The 5-HT1A,1B,2C,3-receptor subtypes show a high density of serotonin receptors in the EC (Pazos et al. 1985
, 1990; Pazos and Palacios 1985
). Therefore we tested the most commonly used selective agonists and antagonists of these receptor subtypes. The 5-HT1A-receptor agonists 8-OH-DPAT and 5-CT could both mimic the effect of serotonin on polysynaptic IPSPs, whereas the specific agonists for 5-HT1B,2C,3 receptors were ineffective. Because 8-OH-DPAT as well as 5-CT binds with high affinity to 5-HT1A and 5-HT7 receptors and the limbic structures express significant levels of 5-HT7 receptors (Lovenberg et al. 1993
; Ruat et al. 1993
), we tested both 5-HT1A- and 5-HT7-receptor antagonists. However, the effect of serotonin on polysynaptic IPSPs was only antagonized by the 5-HT1A-receptor antagonist. These results suggest that activation of the 5-HT1A receptor is most likely responsible for the depression of polysynaptic IPSPs.

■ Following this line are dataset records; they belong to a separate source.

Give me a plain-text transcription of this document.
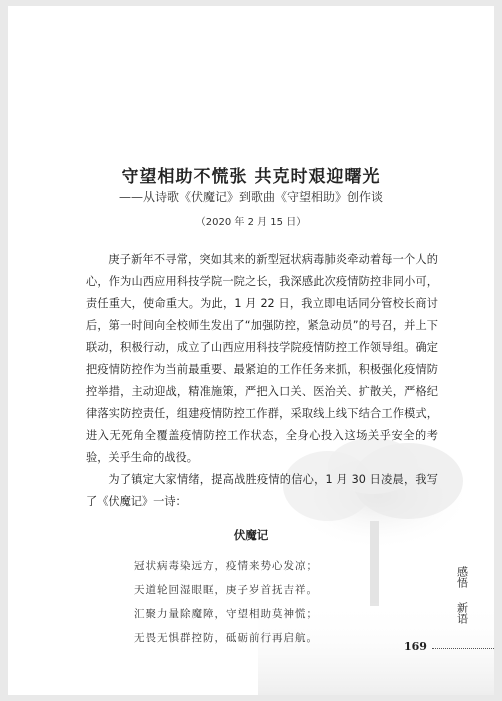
守望相助不慌张 共克时艰迎曙光
——从诗歌《伏魔记》到歌曲《守望相助》创作谈
（2020 年 2 月 15 日）

庚子新年不寻常，突如其来的新型冠状病毒肺炎牵动着每一个人的心，作为山西应用科技学院一院之长，我深感此次疫情防控非同小可，责任重大，使命重大。为此，1 月 22 日，我立即电话同分管校长商讨后，第一时间向全校师生发出了“加强防控，紧急动员”的号召，并上下联动，积极行动，成立了山西应用科技学院疫情防控工作领导组。确定把疫情防控作为当前最重要、最紧迫的工作任务来抓，积极强化疫情防控举措，主动迎战，精准施策，严把入口关、医治关、扩散关，严格纪律落实防控责任，组建疫情防控工作群，采取线上线下结合工作模式，进入无死角全覆盖疫情防控工作状态，全身心投入这场关乎安全的考验，关乎生命的战役。

为了镇定大家情绪，提高战胜疫情的信心，1 月 30 日凌晨，我写了《伏魔记》一诗：

伏魔记
冠状病毒染远方，疫情来势心发凉；
天道轮回湿眼眶，庚子岁首抚吉祥。
汇聚力量除魔障，守望相助莫神慌；
无畏无惧群控防，砥砺前行再启航。
感悟
新语
169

In summary, we conclude that serotonin suppresses polysynaptic inhibition in layers II and III of the EC via 5-HT1A receptors and depression of EPSPs on putative inhibitory interneurons. This modulatory action might affect the balance between excitation and inhibition within cortical networks and will alter the "information flow" from the EC to the hippocampus.